Assume I have a large number (dozens to hundreds) of consecutive H2D (Host-to-Device) cudaMemcpyAsync operations, along with concurrent D2H (Device-to-Host) cudaMemcpyAsync operations. Each copy operation involves the same number of bytes, but the amount of data per copy is small, insufficient to fully utilize the memory bandwidth and not enough to hide the launch overhead. Additionally, the source and destination addresses are not sequential, meaning that it’s not possible to combine these copies into a single cudaMemcpyAsync call.
Is there a way to coalesce these copy operations and leverage the DMA copy engine so that compute kernels, D2H, and H2D transfers can overlap efficiently?
Thank you for your reply.
However, I believe that launching an equal number of D2D (Device-to-Device) cudaMemcpyAsync operations would bring the same overhead. The “gather all data in a single buffer” approach you mentioned—does this refer to doing that?

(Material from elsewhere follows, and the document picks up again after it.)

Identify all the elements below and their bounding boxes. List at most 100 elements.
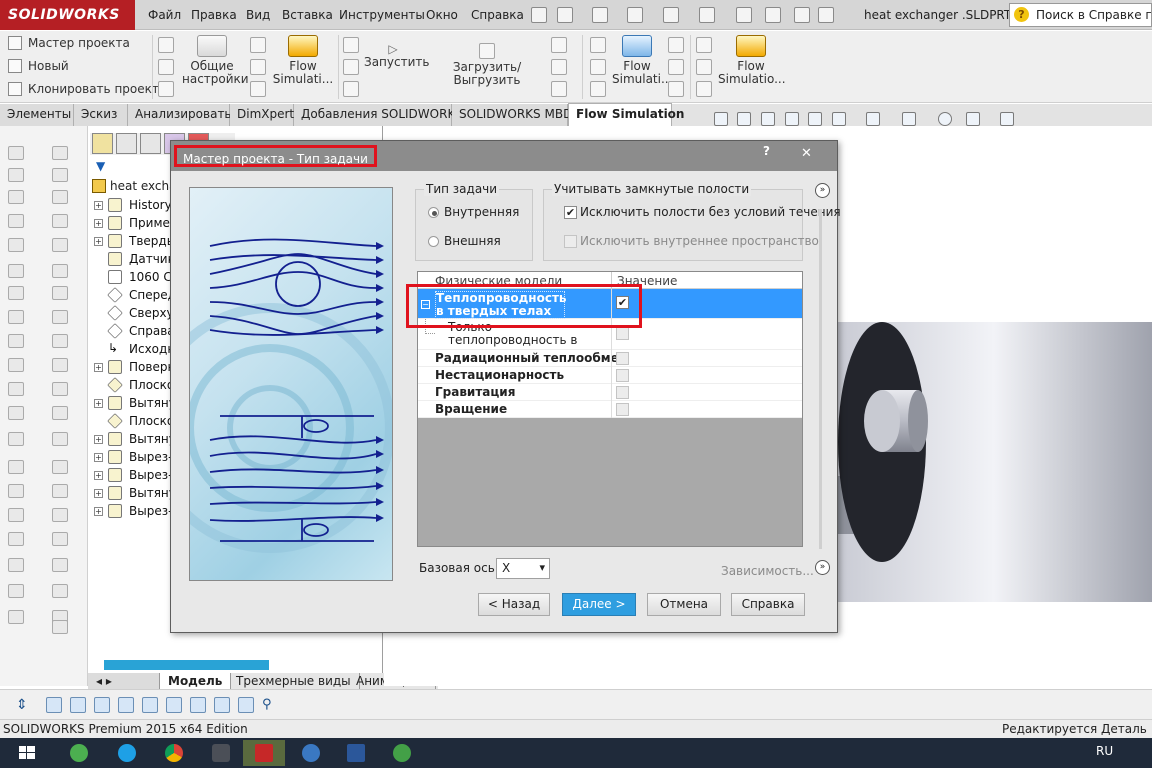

Are these data chunks equally spaced? Multiple same-size data chunks with fixed spacing can be copied in a single cudaMemcpy2DAsync call. The spacing can be different on host and device side.
2D copies can be quite inefficient in their use of physical memory, so I would expect at best incremental performance gains if you go down that route.
If the spacing of the data chunks is irregular, the calls cannot be combined. If this portion is crucial to performance, re-think at a higher conceptual level, e.g. algorithmic level.
Thank you for your response. In my scenario, the source and destination pointers of these data blocks are not equally spaced; they are irregular and change dynamically during runtime. I will reconsider my design based on your suggestions. Thank you again for your help.
With combined buffers, you need only a single cudaMemcpy to transfer all data, and a kernel to copy data from the combined buffer to the individual pointers and vice-versa.
cuda::std::array<int*, 100> h_ptr_array; //assume 1 int per buffer
cuda::std::array<int*, 100> d_ptr_array;
//copy all h_ptrs to d_ptrs
std::vector<int> h_contiguous(100);
for(int i = 0; i < 100; i++) h_contiguous[i] = h_ptr_array[i][0];
int* d_contiguous; cudaMalloc(&d_contiguous, sizeof(int) * 100);
cudaMemcpy(d_contiguous, h_contiguous, sizeof(int) * 100, host to device)
copy_kernel<<<...>>>(d_ptr_array, d_contiguous); // copy data from the combined buffer to the individual buffers
If all host pointers point to pinned host memory, you don’t even need a memcpy and use a kernel to directly copy between h_ptr_array and d_ptr_array.
Thank you. This is a good approach, especially if copy_kernel<<<...>>>(d_ptr_array, d_contiguous) can be implemented efficiently. I will try it out later. Thank you again for your help.